What money actually buys you in politics

It's a pretty common belief that all those campaign contributions basically buy the votes of members of Congress.  As I actually teach my Introduction to American Government students, this is not the case.  What is nice to see, is a column in the Washington Post (by Social Science columnist Shankar Vedantam) actually explaining how it really works.  Money doesn't buy votes, it buys priorities. 

The conventional take on these donations might be called the “Mr. Smith
Goes to Washington” version. This widely held view is that campaign
contributions basically buy politicians….

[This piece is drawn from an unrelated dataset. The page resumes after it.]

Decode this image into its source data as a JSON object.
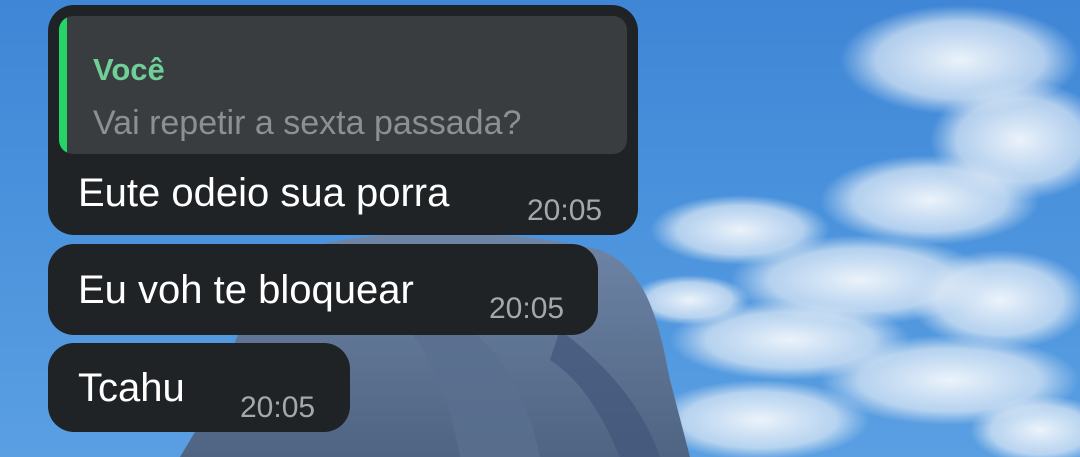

The conventional view, at least implicitly, is that these donations are
designed to sway candidates who win elections in the direction of
groups who gave them money…

…the vast majority of campaign contributions from
special interest groups go to politicians who already agree with the
groups making the donations — antiabortion groups, for example, give
nearly all their money to Republicans and abortion rights groups give
nearly all their money to Democrats. If such donations were meant to be
bribes, wouldn't these groups give money to candidates and politicians
who were on the fence or on the other side? Why do you need to bribe
people who agree with you?

Hall said that when special interest
groups make donations or lobby the president and legislators, the pitch
is never, “Here's some money to change your vote,” but rather, “Here is
an issue to work on that will appeal to your constituents.” Politicians
go along with the proposals precisely because such work does
help their constituents. The only problem, of course, is that by
focusing on some constituents, the politician no longer has time to
focus on issues that help other constituents. Politicians may feel they
are in the corner of both wealthy and poor constituents, but the money
that flows into politics tends to get them to prioritize the concerns
of the wealthy and the organized over those who are marginalized.

“There
is a loser,” Hall said. “Whatever else the legislator would be doing
gets lost . . . I don't get to the 15th thing on my list, but I don't
know what the 15th thing is and I don't know if I would have gotten to
it anyway. There is a distortion of priorities, but there is no ethical
violation.”

So, money definitely matters– a lot.  Its just not quite as corrupt as people like to think.